An Overview of Deep-Learning-Based Audio-Visual Speech Enhancement and Separation

Daniel Michelsanti,Zheng-Hua Tan,Shi-Xiong Zhang,Yong Xu,Meng Yu,Dong Yu,Jesper Jensen
DOI: https://doi.org/10.48550/arXiv.2008.09586
2021-03-13
Abstract:Speech enhancement and speech separation are two related tasks, whose purpose is to extract either one or more target speech signals, respectively, from a mixture of sounds generated by several sources. Traditionally, these tasks have been tackled using signal processing and machine learning techniques applied to the available acoustic signals. Since the visual aspect of speech is essentially unaffected by the acoustic environment, visual information from the target speakers, such as lip movements and facial expressions, has also been used for speech enhancement and speech separation systems. In order to efficiently fuse acoustic and visual information, researchers have exploited the flexibility of data-driven approaches, specifically deep learning, achieving strong performance.

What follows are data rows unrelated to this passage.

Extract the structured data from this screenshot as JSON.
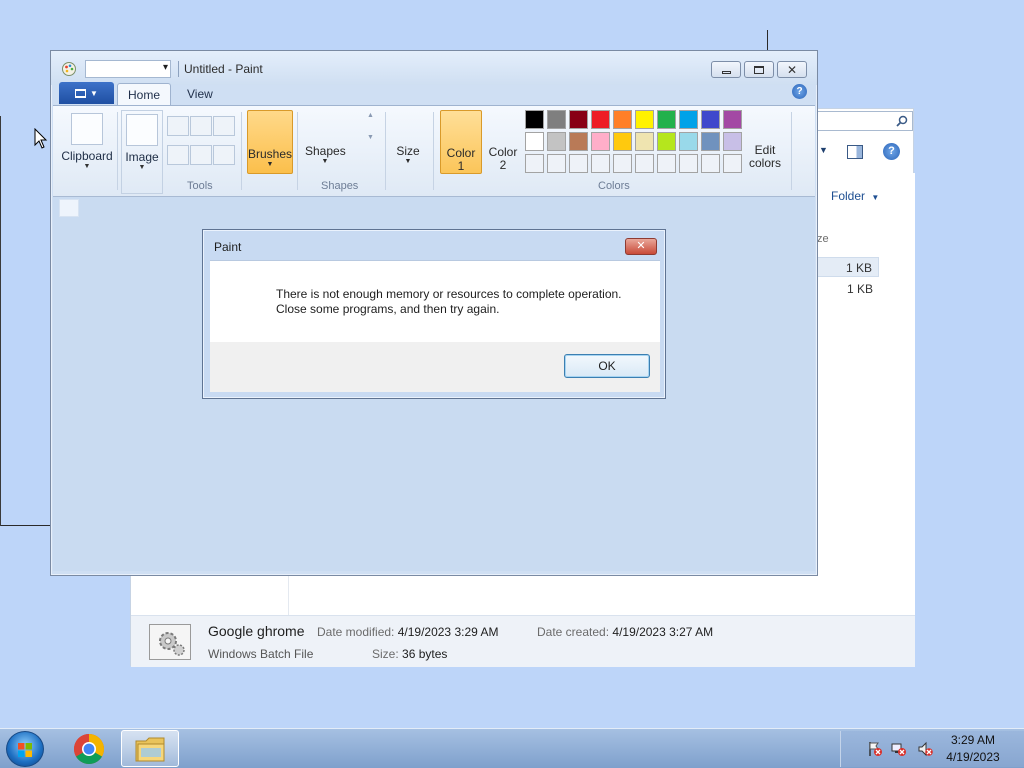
{
  "explorer": {
    "folder_label": "Folder",
    "column_size": "ze",
    "rows": [
      {
        "size": "1 KB",
        "selected": true
      },
      {
        "size": "1 KB",
        "selected": false
      }
    ],
    "details": {
      "name": "Google ghrome",
      "type": "Windows Batch File",
      "date_modified_label": "Date modified:",
      "date_modified": "4/19/2023 3:29 AM",
      "date_created_label": "Date created:",
      "date_created": "4/19/2023 3:27 AM",
      "size_label": "Size:",
      "size": "36 bytes"
    }
  },
  "paint": {
    "title": "Untitled - Paint",
    "tabs": {
      "home": "Home",
      "view": "View"
    },
    "help": "?",
    "ribbon": {
      "clipboard": "Clipboard",
      "image": "Image",
      "tools": "Tools",
      "brushes": "Brushes",
      "shapes": "Shapes",
      "shapes_group": "Shapes",
      "size": "Size",
      "color1_line1": "Color",
      "color1_line2": "1",
      "color2_line1": "Color",
      "color2_line2": "2",
      "colors_group": "Colors",
      "edit_colors_line1": "Edit",
      "edit_colors_line2": "colors"
    },
    "palette": [
      [
        "#000000",
        "#7f7f7f",
        "#880015",
        "#ed1c24",
        "#ff7f27",
        "#fff200",
        "#22b14c",
        "#00a2e8",
        "#3f48cc",
        "#a349a4"
      ],
      [
        "#ffffff",
        "#c3c3c3",
        "#b97a57",
        "#ffaec9",
        "#ffc90e",
        "#efe4b0",
        "#b5e61d",
        "#99d9ea",
        "#7092be",
        "#c8bfe7"
      ],
      [
        "#eef2f8",
        "#eef2f8",
        "#eef2f8",
        "#eef2f8",
        "#eef2f8",
        "#eef2f8",
        "#eef2f8",
        "#eef2f8",
        "#eef2f8",
        "#eef2f8"
      ]
    ]
  },
  "dialog": {
    "title": "Paint",
    "message_line1": "There is not enough memory or resources to complete operation.",
    "message_line2": "Close some programs, and then try again.",
    "ok_label": "OK",
    "close_glyph": "✕"
  },
  "taskbar": {
    "time": "3:29 AM",
    "date": "4/19/2023"
  }
}
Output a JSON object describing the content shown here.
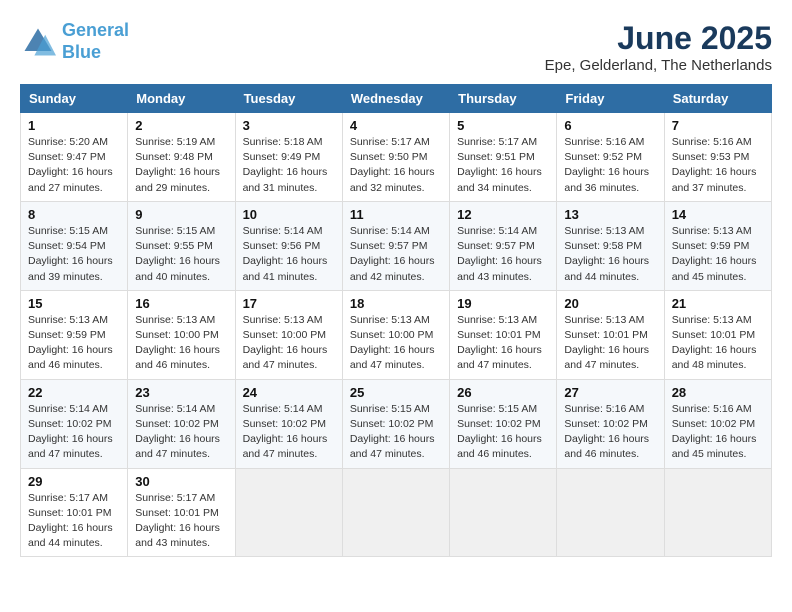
{
  "logo": {
    "line1": "General",
    "line2": "Blue"
  },
  "title": "June 2025",
  "subtitle": "Epe, Gelderland, The Netherlands",
  "weekdays": [
    "Sunday",
    "Monday",
    "Tuesday",
    "Wednesday",
    "Thursday",
    "Friday",
    "Saturday"
  ],
  "weeks": [
    [
      {
        "day": "1",
        "info": "Sunrise: 5:20 AM\nSunset: 9:47 PM\nDaylight: 16 hours\nand 27 minutes."
      },
      {
        "day": "2",
        "info": "Sunrise: 5:19 AM\nSunset: 9:48 PM\nDaylight: 16 hours\nand 29 minutes."
      },
      {
        "day": "3",
        "info": "Sunrise: 5:18 AM\nSunset: 9:49 PM\nDaylight: 16 hours\nand 31 minutes."
      },
      {
        "day": "4",
        "info": "Sunrise: 5:17 AM\nSunset: 9:50 PM\nDaylight: 16 hours\nand 32 minutes."
      },
      {
        "day": "5",
        "info": "Sunrise: 5:17 AM\nSunset: 9:51 PM\nDaylight: 16 hours\nand 34 minutes."
      },
      {
        "day": "6",
        "info": "Sunrise: 5:16 AM\nSunset: 9:52 PM\nDaylight: 16 hours\nand 36 minutes."
      },
      {
        "day": "7",
        "info": "Sunrise: 5:16 AM\nSunset: 9:53 PM\nDaylight: 16 hours\nand 37 minutes."
      }
    ],
    [
      {
        "day": "8",
        "info": "Sunrise: 5:15 AM\nSunset: 9:54 PM\nDaylight: 16 hours\nand 39 minutes."
      },
      {
        "day": "9",
        "info": "Sunrise: 5:15 AM\nSunset: 9:55 PM\nDaylight: 16 hours\nand 40 minutes."
      },
      {
        "day": "10",
        "info": "Sunrise: 5:14 AM\nSunset: 9:56 PM\nDaylight: 16 hours\nand 41 minutes."
      },
      {
        "day": "11",
        "info": "Sunrise: 5:14 AM\nSunset: 9:57 PM\nDaylight: 16 hours\nand 42 minutes."
      },
      {
        "day": "12",
        "info": "Sunrise: 5:14 AM\nSunset: 9:57 PM\nDaylight: 16 hours\nand 43 minutes."
      },
      {
        "day": "13",
        "info": "Sunrise: 5:13 AM\nSunset: 9:58 PM\nDaylight: 16 hours\nand 44 minutes."
      },
      {
        "day": "14",
        "info": "Sunrise: 5:13 AM\nSunset: 9:59 PM\nDaylight: 16 hours\nand 45 minutes."
      }
    ],
    [
      {
        "day": "15",
        "info": "Sunrise: 5:13 AM\nSunset: 9:59 PM\nDaylight: 16 hours\nand 46 minutes."
      },
      {
        "day": "16",
        "info": "Sunrise: 5:13 AM\nSunset: 10:00 PM\nDaylight: 16 hours\nand 46 minutes."
      },
      {
        "day": "17",
        "info": "Sunrise: 5:13 AM\nSunset: 10:00 PM\nDaylight: 16 hours\nand 47 minutes."
      },
      {
        "day": "18",
        "info": "Sunrise: 5:13 AM\nSunset: 10:00 PM\nDaylight: 16 hours\nand 47 minutes."
      },
      {
        "day": "19",
        "info": "Sunrise: 5:13 AM\nSunset: 10:01 PM\nDaylight: 16 hours\nand 47 minutes."
      },
      {
        "day": "20",
        "info": "Sunrise: 5:13 AM\nSunset: 10:01 PM\nDaylight: 16 hours\nand 47 minutes."
      },
      {
        "day": "21",
        "info": "Sunrise: 5:13 AM\nSunset: 10:01 PM\nDaylight: 16 hours\nand 48 minutes."
      }
    ],
    [
      {
        "day": "22",
        "info": "Sunrise: 5:14 AM\nSunset: 10:02 PM\nDaylight: 16 hours\nand 47 minutes."
      },
      {
        "day": "23",
        "info": "Sunrise: 5:14 AM\nSunset: 10:02 PM\nDaylight: 16 hours\nand 47 minutes."
      },
      {
        "day": "24",
        "info": "Sunrise: 5:14 AM\nSunset: 10:02 PM\nDaylight: 16 hours\nand 47 minutes."
      },
      {
        "day": "25",
        "info": "Sunrise: 5:15 AM\nSunset: 10:02 PM\nDaylight: 16 hours\nand 47 minutes."
      },
      {
        "day": "26",
        "info": "Sunrise: 5:15 AM\nSunset: 10:02 PM\nDaylight: 16 hours\nand 46 minutes."
      },
      {
        "day": "27",
        "info": "Sunrise: 5:16 AM\nSunset: 10:02 PM\nDaylight: 16 hours\nand 46 minutes."
      },
      {
        "day": "28",
        "info": "Sunrise: 5:16 AM\nSunset: 10:02 PM\nDaylight: 16 hours\nand 45 minutes."
      }
    ],
    [
      {
        "day": "29",
        "info": "Sunrise: 5:17 AM\nSunset: 10:01 PM\nDaylight: 16 hours\nand 44 minutes."
      },
      {
        "day": "30",
        "info": "Sunrise: 5:17 AM\nSunset: 10:01 PM\nDaylight: 16 hours\nand 43 minutes."
      },
      {
        "day": "",
        "info": ""
      },
      {
        "day": "",
        "info": ""
      },
      {
        "day": "",
        "info": ""
      },
      {
        "day": "",
        "info": ""
      },
      {
        "day": "",
        "info": ""
      }
    ]
  ]
}
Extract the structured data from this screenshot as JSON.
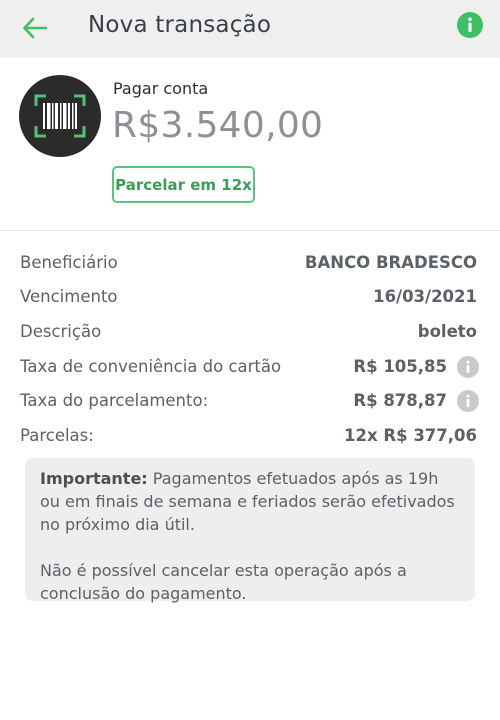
{
  "header": {
    "title": "Nova transação",
    "back_icon": "arrow-left-icon",
    "info_icon": "info-icon",
    "accent_color": "#3fbf64"
  },
  "payment": {
    "label": "Pagar conta",
    "amount": "R$3.540,00",
    "icon": "barcode-scan-icon",
    "installment_button": "Parcelar em 12x"
  },
  "details": [
    {
      "label": "Beneficiário",
      "value": "BANCO BRADESCO",
      "info": false
    },
    {
      "label": "Vencimento",
      "value": "16/03/2021",
      "info": false
    },
    {
      "label": "Descrição",
      "value": "boleto",
      "info": false
    },
    {
      "label": "Taxa de conveniência do cartão",
      "value": "R$ 105,85",
      "info": true
    },
    {
      "label": "Taxa do parcelamento:",
      "value": "R$ 878,87",
      "info": true
    },
    {
      "label": "Parcelas:",
      "value": "12x R$ 377,06",
      "info": false
    }
  ],
  "notice": {
    "heading": "Importante:",
    "text": "Pagamentos efetuados após as 19h ou em finais de semana e feriados serão efetivados no próximo dia útil.",
    "text2": "Não é possível cancelar esta operação após a conclusão do pagamento."
  }
}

The ceaseless proposal of a large number of techniques to extract features and fuse multimodal information has highlighted the need for an overview that comprehensively describes and discusses audio-visual speech enhancement and separation based on deep learning. In this paper, we provide a systematic survey of this research topic, focusing on the main elements that characterise the systems in the literature: acoustic features; visual features; deep learning methods; fusion techniques; training targets and objective functions. In addition, we review deep-learning-based methods for speech reconstruction from silent videos and audio-visual sound source separation for non-speech signals, since these methods can be more or less directly applied to audio-visual speech enhancement and separation. Finally, we survey commonly employed audio-visual speech datasets, given their central role in the development of data-driven approaches, and evaluation methods, because they are generally used to compare different systems and determine their performance.
Audio and Speech Processing,Machine Learning,Image and Video Processing
What problem does this paper attempt to address?
The problem that this paper attempts to solve is how to use deep - learning techniques to combine audio and visual information to enhance or separate target speech signals in noisy or multi - source environments. Specifically, the paper focuses on two related tasks: audio - visual speech enhancement (AV - SE) and audio - visual speech separation (AV - SS). The goals of these tasks are to extract one or more target speech signals from the mixed sounds produced by multiple sound sources. Traditional solutions mainly rely on signal - processing and machine - learning techniques, but these methods usually only consider audio signals and ignore the value of visual information. Since visual information (such as the lip movements and facial expressions of speakers) is not affected by the acoustic environment, it can be used as effective auxiliary information to improve the performance of speech enhancement and separation. The paper points out that by using data - driven methods, especially deep learning, audio and visual information can be fused more effectively, thus achieving stronger performance. The paper also emphasizes a large number of feature - extraction and multi - modal information - fusion techniques proposed in recent years, indicating the need for a comprehensive overview and discussion of deep - learning - based audio - visual speech - enhancement and - separation research. In addition, the paper reviews audio - visual sound - source - separation methods for reconstructing speech and non - speech signals from silent videos, because these methods can be directly or indirectly applied to audio - visual speech enhancement and separation. Finally, the paper investigates commonly - used audio - visual speech data sets and evaluation methods, which are crucial for the development of data - driven methods and the comparison of the performance of different systems.